I know what you mean mrsfrumble.

exoticfruits · 12/09/2013 22:23

It does indeed say it all.

intitgrand · 12/09/2013 22:23

patronising shite

DameDeepRedBetty · 12/09/2013 22:38

I do like it a lot more than most FB trite stuff that comes through. And I can see why it might make some of us feel guilty - it is being slightly prescriptive in the assumption that all of us have a (US) backyard (UK) garden for our children to fart-fanny about in, for instance. But the main ethos I do think all of us can agree about - that childhood is the only time that any of us get to be truly carefree, and part of our (ENORMOUS) job description as parents is to do our best to ensure this should be the case.

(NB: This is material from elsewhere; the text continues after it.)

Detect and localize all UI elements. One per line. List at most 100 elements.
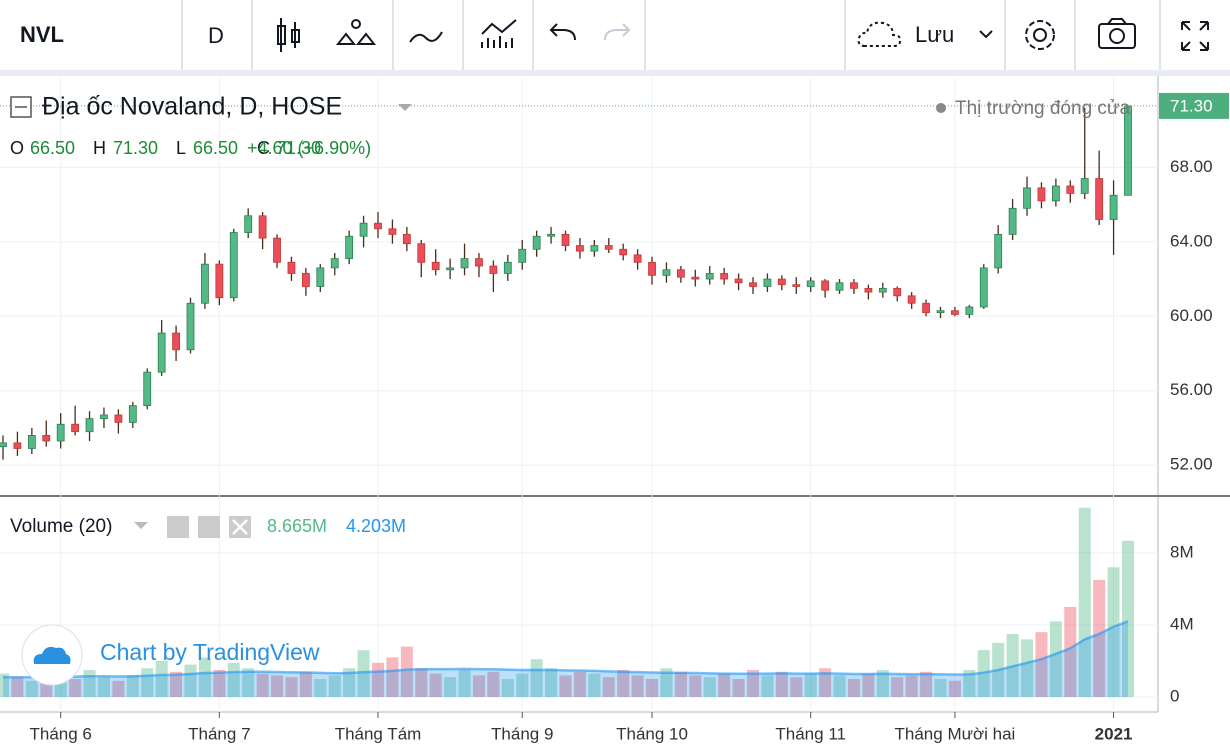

mumofthemonsters808 · 12/09/2013 22:41

Really like this

ToysRLuv · 12/09/2013 23:19

Sigh.. Competition comes in many forms.

Vagndidit · 12/09/2013 23:32

Nice. It only took a page and a half for someone to blame the Americans for this one.

I think it's a great message, to be honest, as someone who was witness to a gang of unhinged Y1parents tear into the teacher this afternoon for sending home "inappropriately" too easy leveled readers with their obviously Oxbridge-bound snowflakes. The level of tutting was insane.

Elsiequadrille · 12/09/2013 23:38

I'm in agreement with it being bilge! It really is.

SamHamwidge · 13/09/2013 00:06

to use paint and play dough and glitter at the kitchen table while we make supper even though it gets everywhere

Just the thought has me practically running off for the Flash and wipes.

That's what Play and Stay is for, isn't it?

(disclaimer - I am trying to be a bit less anally retentive about mess since I do have a toddler after all but I just...argh...hate it....)

Mumoftwoyoungkids · 13/09/2013 00:19

vagndidit But it is American.

"ACT scores" - American College Testing. (That was my first clue!)

Thrift store, yard, mom, realise, smartest are all also American.

Not that it really matters. It would be just as smug and trite if it was talking about A Levels!

daisychain01 · 13/09/2013 04:18

I definitely agree with making lots and lots of daisy chains

Cheesy and schmultzy it may be, but there are some good messages in there! Thanks for sharing.